Coronavirus Layoffs Keep Coming as Jobless Claims Top 45 Million

About 1.5 million people filed for state unemployment benefits last week, the Department of Labor announced Thursday, bringing the 13-week total for first-time claims to more than 45 million. Another 760,000 filed new claims for Pandemic Unemployment Assistance, a temporary program for workers such as independent contractors who ordinarily do not qualify for unemployment payments.  

While new jobless claims continue to decline, falling for the 11th straight week, the numbers remain startlingly high relative to previous recessions, and some economists have expressed concerns that the labor market is not healing as rapidly as they had hoped.

“It’s not clear why claims are still so high,” said Ian Shepherdson, chief economist at Pantheon Macroeconomics, in a note to clients. “[I]s it the initial shock still working its way up through businesses away from the consumer-facing jobs lost in the first wave, or is it businesses which thought they could survive now throwing in the towel, or both?”

Shepherdson said the numbers suggest the economic recovery “is going to take a long time,” and expressed concern that the job market is still in such rough shape just weeks before the $600 weekly boost to unemployment befits is scheduled to expire.

Digging Into the Unemployment Numbers

With the labor market in a state of unprecedented turmoil, the data is coming in so quickly that it can be difficult to see the clear trendlines. Heidi Shierholz of the Economic Policy Institute attempted to straighten out some of the crooked lines in a blog post Thursday.

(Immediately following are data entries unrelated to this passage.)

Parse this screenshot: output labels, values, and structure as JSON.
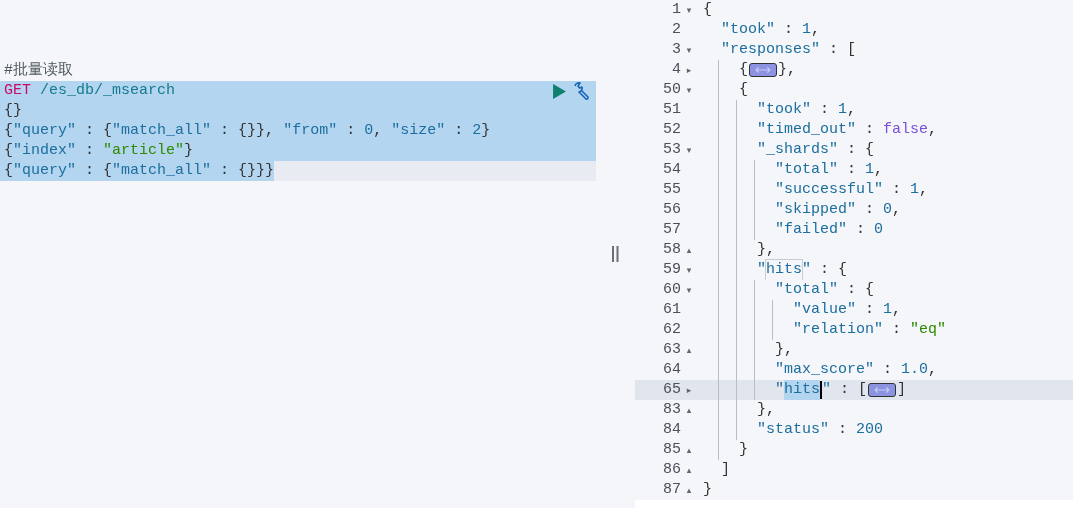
{
  "request_editor": {
    "lines": [
      {
        "selected": false,
        "active": false,
        "actions": false,
        "tokens": [
          {
            "text": "#批量读取",
            "kind": "comment"
          }
        ]
      },
      {
        "selected": true,
        "active": false,
        "actions": true,
        "tokens": [
          {
            "text": "GET",
            "kind": "method"
          },
          {
            "text": " /es_db/_msearch",
            "kind": "path"
          }
        ]
      },
      {
        "selected": true,
        "active": false,
        "actions": false,
        "tokens": [
          {
            "text": "{}",
            "kind": "punct"
          }
        ]
      },
      {
        "selected": true,
        "active": false,
        "actions": false,
        "tokens": [
          {
            "text": "{",
            "kind": "punct"
          },
          {
            "text": "\"query\"",
            "kind": "key"
          },
          {
            "text": " : {",
            "kind": "punct"
          },
          {
            "text": "\"match_all\"",
            "kind": "key"
          },
          {
            "text": " : {}}, ",
            "kind": "punct"
          },
          {
            "text": "\"from\"",
            "kind": "key"
          },
          {
            "text": " : ",
            "kind": "punct"
          },
          {
            "text": "0",
            "kind": "number"
          },
          {
            "text": ", ",
            "kind": "punct"
          },
          {
            "text": "\"size\"",
            "kind": "key"
          },
          {
            "text": " : ",
            "kind": "punct"
          },
          {
            "text": "2",
            "kind": "number"
          },
          {
            "text": "}",
            "kind": "punct"
          }
        ]
      },
      {
        "selected": true,
        "active": false,
        "actions": false,
        "tokens": [
          {
            "text": "{",
            "kind": "punct"
          },
          {
            "text": "\"index\"",
            "kind": "key"
          },
          {
            "text": " : ",
            "kind": "punct"
          },
          {
            "text": "\"article\"",
            "kind": "string"
          },
          {
            "text": "}",
            "kind": "punct"
          }
        ]
      },
      {
        "selected": true,
        "active": true,
        "actions": false,
        "tokens": [
          {
            "text": "{",
            "kind": "punct"
          },
          {
            "text": "\"query\"",
            "kind": "key"
          },
          {
            "text": " : {",
            "kind": "punct"
          },
          {
            "text": "\"match_all\"",
            "kind": "key"
          },
          {
            "text": " : {}}}",
            "kind": "punct"
          }
        ]
      }
    ]
  },
  "response_editor": {
    "lines": [
      {
        "num": "1",
        "fold": "▾",
        "tokens": [
          {
            "text": "{",
            "kind": "punct"
          }
        ]
      },
      {
        "num": "2",
        "tokens": [
          {
            "text": "  \"took\"",
            "kind": "key"
          },
          {
            "text": " : ",
            "kind": "punct"
          },
          {
            "text": "1",
            "kind": "number"
          },
          {
            "text": ",",
            "kind": "punct"
          }
        ]
      },
      {
        "num": "3",
        "fold": "▾",
        "tokens": [
          {
            "text": "  \"responses\"",
            "kind": "key"
          },
          {
            "text": " : [",
            "kind": "punct"
          }
        ]
      },
      {
        "num": "4",
        "fold": "▸",
        "tokens": [
          {
            "text": "    {",
            "kind": "punct"
          },
          {
            "kind": "fold_marker"
          },
          {
            "text": "},",
            "kind": "punct"
          }
        ]
      },
      {
        "num": "50",
        "fold": "▾",
        "tokens": [
          {
            "text": "    {",
            "kind": "punct"
          }
        ]
      },
      {
        "num": "51",
        "tokens": [
          {
            "text": "      \"took\"",
            "kind": "key"
          },
          {
            "text": " : ",
            "kind": "punct"
          },
          {
            "text": "1",
            "kind": "number"
          },
          {
            "text": ",",
            "kind": "punct"
          }
        ]
      },
      {
        "num": "52",
        "tokens": [
          {
            "text": "      \"timed_out\"",
            "kind": "key"
          },
          {
            "text": " : ",
            "kind": "punct"
          },
          {
            "text": "false",
            "kind": "boolean"
          },
          {
            "text": ",",
            "kind": "punct"
          }
        ]
      },
      {
        "num": "53",
        "fold": "▾",
        "tokens": [
          {
            "text": "      \"_shards\"",
            "kind": "key"
          },
          {
            "text": " : {",
            "kind": "punct"
          }
        ]
      },
      {
        "num": "54",
        "tokens": [
          {
            "text": "        \"total\"",
            "kind": "key"
          },
          {
            "text": " : ",
            "kind": "punct"
          },
          {
            "text": "1",
            "kind": "number"
          },
          {
            "text": ",",
            "kind": "punct"
          }
        ]
      },
      {
        "num": "55",
        "tokens": [
          {
            "text": "        \"successful\"",
            "kind": "key"
          },
          {
            "text": " : ",
            "kind": "punct"
          },
          {
            "text": "1",
            "kind": "number"
          },
          {
            "text": ",",
            "kind": "punct"
          }
        ]
      },
      {
        "num": "56",
        "tokens": [
          {
            "text": "        \"skipped\"",
            "kind": "key"
          },
          {
            "text": " : ",
            "kind": "punct"
          },
          {
            "text": "0",
            "kind": "number"
          },
          {
            "text": ",",
            "kind": "punct"
          }
        ]
      },
      {
        "num": "57",
        "tokens": [
          {
            "text": "        \"failed\"",
            "kind": "key"
          },
          {
            "text": " : ",
            "kind": "punct"
          },
          {
            "text": "0",
            "kind": "number"
          }
        ]
      },
      {
        "num": "58",
        "fold": "▴",
        "tokens": [
          {
            "text": "      },",
            "kind": "punct"
          }
        ]
      },
      {
        "num": "59",
        "fold": "▾",
        "tokens": [
          {
            "text": "      \"",
            "kind": "key"
          },
          {
            "text": "hits",
            "kind": "key",
            "match_box": true
          },
          {
            "text": "\"",
            "kind": "key"
          },
          {
            "text": " : {",
            "kind": "punct"
          }
        ]
      },
      {
        "num": "60",
        "fold": "▾",
        "tokens": [
          {
            "text": "        \"total\"",
            "kind": "key"
          },
          {
            "text": " : {",
            "kind": "punct"
          }
        ]
      },
      {
        "num": "61",
        "tokens": [
          {
            "text": "          \"value\"",
            "kind": "key"
          },
          {
            "text": " : ",
            "kind": "punct"
          },
          {
            "text": "1",
            "kind": "number"
          },
          {
            "text": ",",
            "kind": "punct"
          }
        ]
      },
      {
        "num": "62",
        "tokens": [
          {
            "text": "          \"relation\"",
            "kind": "key"
          },
          {
            "text": " : ",
            "kind": "punct"
          },
          {
            "text": "\"eq\"",
            "kind": "string"
          }
        ]
      },
      {
        "num": "63",
        "fold": "▴",
        "tokens": [
          {
            "text": "        },",
            "kind": "punct"
          }
        ]
      },
      {
        "num": "64",
        "tokens": [
          {
            "text": "        \"max_score\"",
            "kind": "key"
          },
          {
            "text": " : ",
            "kind": "punct"
          },
          {
            "text": "1.0",
            "kind": "number"
          },
          {
            "text": ",",
            "kind": "punct"
          }
        ]
      },
      {
        "num": "65",
        "fold": "▸",
        "active": true,
        "tokens": [
          {
            "text": "        \"",
            "kind": "key"
          },
          {
            "text": "hits",
            "kind": "key",
            "selected": true
          },
          {
            "kind": "cursor"
          },
          {
            "text": "\"",
            "kind": "key"
          },
          {
            "text": " : [",
            "kind": "punct"
          },
          {
            "kind": "fold_marker"
          },
          {
            "text": "]",
            "kind": "punct"
          }
        ]
      },
      {
        "num": "83",
        "fold": "▴",
        "tokens": [
          {
            "text": "      },",
            "kind": "punct"
          }
        ]
      },
      {
        "num": "84",
        "tokens": [
          {
            "text": "      \"status\"",
            "kind": "key"
          },
          {
            "text": " : ",
            "kind": "punct"
          },
          {
            "text": "200",
            "kind": "number"
          }
        ]
      },
      {
        "num": "85",
        "fold": "▴",
        "tokens": [
          {
            "text": "    }",
            "kind": "punct"
          }
        ]
      },
      {
        "num": "86",
        "fold": "▴",
        "tokens": [
          {
            "text": "  ]",
            "kind": "punct"
          }
        ]
      },
      {
        "num": "87",
        "fold": "▴",
        "tokens": [
          {
            "text": "}",
            "kind": "punct"
          }
        ]
      }
    ]
  }
}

In particular, Shierholz argued that delays in filing, processing and reporting jobless claims – along with the confusing two-tiered system of state and federal benefit payments – make it hard to get a handle on how many people are currently receiving unemployment benefits. While the Labor Department reported Thursday that the number of people receiving unemployment benefits has plateaued at 20.5 million, there are millions more in limbo as they wait for their applications to be processed.

By Shierholz’s calculations (see the chart below for a summary), about 34.5 million people are either receiving benefits – including 9.3 million in the Pandemic Unemployment Assistance program – or are in process within the system. That means that “more than one in five workers are either on unemployment benefits or are waiting to get on,” Shierholz said.